Example 1 Input: preorder = [3,9,20,15,7], inorder = [9,3,15,20,7]
Output: [3,9,20,null,null,15,7]
Example 2 Input: preorder = [-1], inorder = [-1]
Output: [-1]
Intuition : We know that Inorder Traversal -> Left Root Right
Preorder Traversal -> Root Left Right.
So looking at Example 1 preorder = [3,9,20,15,7], inorder = [9,3,15,20,7]
Root will be 3 and looking at the Inorder 9 will be the left child of the root(3), and 15,20,7 will be the right children of 3. Then looking at this we can try to Recursive solution to create the remaining tree.
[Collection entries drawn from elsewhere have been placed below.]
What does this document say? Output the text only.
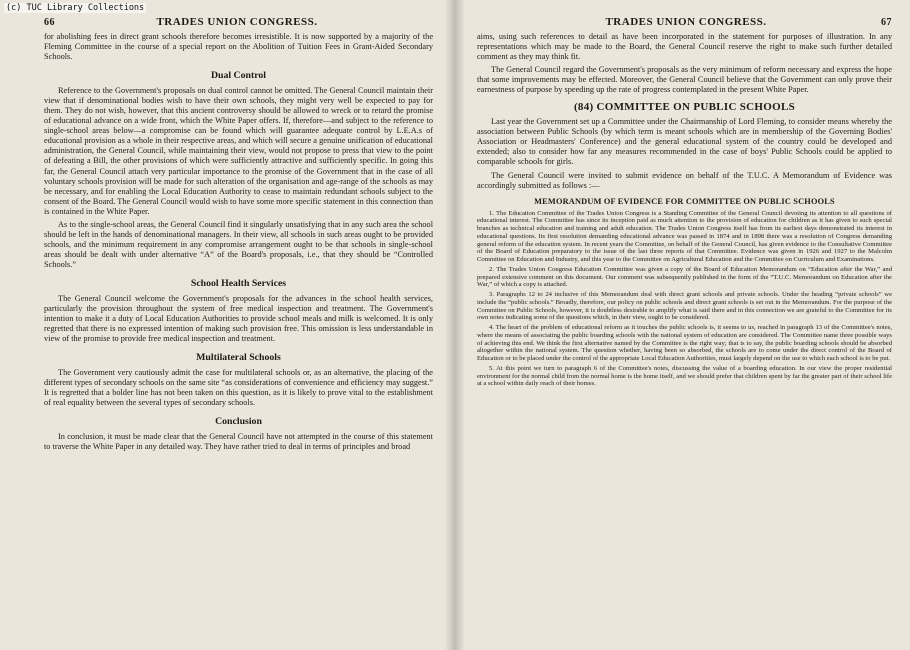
(c) TUC Library Collections
66	TRADES UNION CONGRESS.

for abolishing fees in direct grant schools therefore becomes irresistible. It is now supported by a majority of the Fleming Committee in the course of a special report on the Abolition of Tuition Fees in Grant-Aided Secondary Schools.

Dual Control

Reference to the Government's proposals on dual control cannot be omitted. The General Council maintain their view that if denominational bodies wish to have their own schools, they might very well be expected to pay for them. They do not wish, however, that this ancient controversy should be allowed to wreck or to retard the promise of educational advance on a wide front, which the White Paper offers. If, therefore—and subject to the reference to single-school areas below—a compromise can be found which will guarantee adequate control by L.E.A.s of educational provision as a whole in their respective areas, and which will secure a genuine unification of educational administration, the General Council, while maintaining their view, would not propose to press that view to the point of defeating a Bill, the other provisions of which were sufficiently attractive and sufficiently specific. In going this far, the General Council attach very particular importance to the promise of the Government that in the case of all voluntary schools provision will be made for such alteration of the organisation and age-range of the schools as may be necessary, and for enabling the Local Education Authority to cease to maintain redundant schools subject to the consent of the Board. The General Council would wish to have some more specific statement in this connection than is contained in the White Paper.

As to the single-school areas, the General Council find it singularly unsatisfying that in any such area the school should be left in the hands of denominational managers. In their view, all schools in such areas ought to be provided schools, and the minimum requirement in any compromise arrangement ought to be that schools in single-school areas should be dealt with under alternative “A” of the Board's proposals, i.e., that they should be “Controlled Schools.”

School Health Services

The General Council welcome the Government's proposals for the advances in the school health services, particularly the provision throughout the system of free medical inspection and treatment. The Government's intention to make it a duty of Local Education Authorities to provide school meals and milk is welcomed. It is only regretted that there is no expressed intention of making such provision free. This omission is less understandable in view of the promise to provide free medical inspection and treatment.

Multilateral Schools

The Government very cautiously admit the case for multilateral schools or, as an alternative, the placing of the different types of secondary schools on the same site “as considerations of convenience and efficiency may suggest.” It is regretted that a bolder line has not been taken on this question, as it is likely to prove vital to the establishment of real equality between the several types of secondary schools.

Conclusion

In conclusion, it must be made clear that the General Council have not attempted in the course of this statement to traverse the White Paper in any detailed way. They have rather tried to deal in terms of principles and broad

TRADES UNION CONGRESS.	67

aims, using such references to detail as have been incorporated in the statement for purposes of illustration. In any representations which may be made to the Board, the General Council reserve the right to make such further detailed comment as they may think fit.

The General Council regard the Government's proposals as the very minimum of reform necessary and express the hope that some improvements may be effected. Moreover, the General Council believe that the Government can only prove their earnestness of purpose by speeding up the rate of progress contemplated in the present White Paper.

(84) COMMITTEE ON PUBLIC SCHOOLS

Last year the Government set up a Committee under the Chairmanship of Lord Fleming, to consider means whereby the association between Public Schools (by which term is meant schools which are in membership of the Governing Bodies' Association or Headmasters' Conference) and the general educational system of the country could be developed and extended; also to consider how far any measures recommended in the case of boys' Public Schools could be applied to comparable schools for girls.

The General Council were invited to submit evidence on behalf of the T.U.C. A Memorandum of Evidence was accordingly submitted as follows :—

MEMORANDUM OF EVIDENCE FOR COMMITTEE ON PUBLIC SCHOOLS

1. The Education Committee of the Trades Union Congress is a Standing Committee of the General Council devoting its attention to all questions of educational interest. The Committee has since its inception paid as much attention to the provision of education for children as it has given to such special branches as technical education and training and adult education. The Trades Union Congress itself has from its earliest days demonstrated its interest in educational questions. Its first resolution demanding educational advance was passed in 1874 and in 1898 there was a resolution of Congress demanding general reform of the education system. In recent years the Committee, on behalf of the General Council, has given evidence to the Consultative Committee of the Board of Education preparatory to the issue of the last three reports of that Committee. Evidence was given in 1926 and 1927 to the Malcolm Committee on Education and Industry, and this year to the Committee on Agricultural Education and the Committee on Curriculum and Examinations.

2. The Trades Union Congress Education Committee was given a copy of the Board of Education Memorandum on “Education after the War,” and prepared extensive comment on this document. Our comment was subsequently published in the form of the “T.U.C. Memorandum on Education after the War,” of which a copy is attached.

3. Paragraphs 12 to 24 inclusive of this Memorandum deal with direct grant schools and private schools. Under the heading “private schools” we include the “public schools.” Broadly, therefore, our policy on public schools and direct grant schools is set out in the Memorandum. For the purpose of the Committee on Public Schools, however, it is doubtless desirable to amplify what is said there and in this connection we are grateful to the Committee for its own notes indicating some of the questions which, in their view, ought to be considered.

4. The heart of the problem of educational reform as it touches the public schools is, it seems to us, reached in paragraph 13 of the Committee's notes, where the means of associating the public boarding schools with the national system of education are considered. The Committee name three possible ways of achieving this end. We think the first alternative named by the Committee is the right way; that is to say, the public boarding schools should be absorbed altogether within the national system. The question whether, having been so absorbed, the schools are to come under the direct control of the Board of Education or to be placed under the control of the appropriate Local Education Authorities, must largely depend on the use to which each school is to be put.

5. At this point we turn to paragraph 6 of the Committee's notes, discussing the value of a boarding education. In our view the proper residential environment for the normal child from the normal home is the home itself, and we should prefer that children spent by far the greater part of their school life at a school within daily reach of their homes.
By that logic the right subtree will have 20 as root, 15 as the left child and 7 as the right child. and since left subtree has no value, it will give us the desired output.
Code
TreeNode* constructTree(int i,int j,int &ind,vector<int> &preorder,vector<int> &inorder,unordered_map<int,int> &mp)
{
if(i>j)
{
return NULL;
}
int rootVal=preorder[ind];
ind+=1;
TreeNode *root=new TreeNode(rootVal);
int in=mp[rootVal];
root->left=constructTree(i,in-1,ind,preorder,inorder,mp);
root->right=constructTree(in+1,j,ind,preorder,inorder,mp);
return root;
}
TreeNode* buildTree(vector<int>& preorder, vector<int>& inorder) {
unordered_map<int,int> mp;
for(int i=0;i<inorder.size();i++)
{
mp[inorder[i]]=i;
}
int ind=0;
return constructTree(0,preorder.size()-1,ind,preorder,inorder,mp);
}
class Solution:
def buildTree(self, preorder, inorder):
if not preorder or not inorder:
return None
root = TreeNode(preorder[0])
mid = inorder.index(preorder[0])
root.left = self.buildTree(preorder[1:mid+1], inorder[:mid])
root.right = self.buildTree(preorder[mid+1:], inorder[mid+1:])
return root
Time and Space Complexity TC- O(N) and SC- O(N)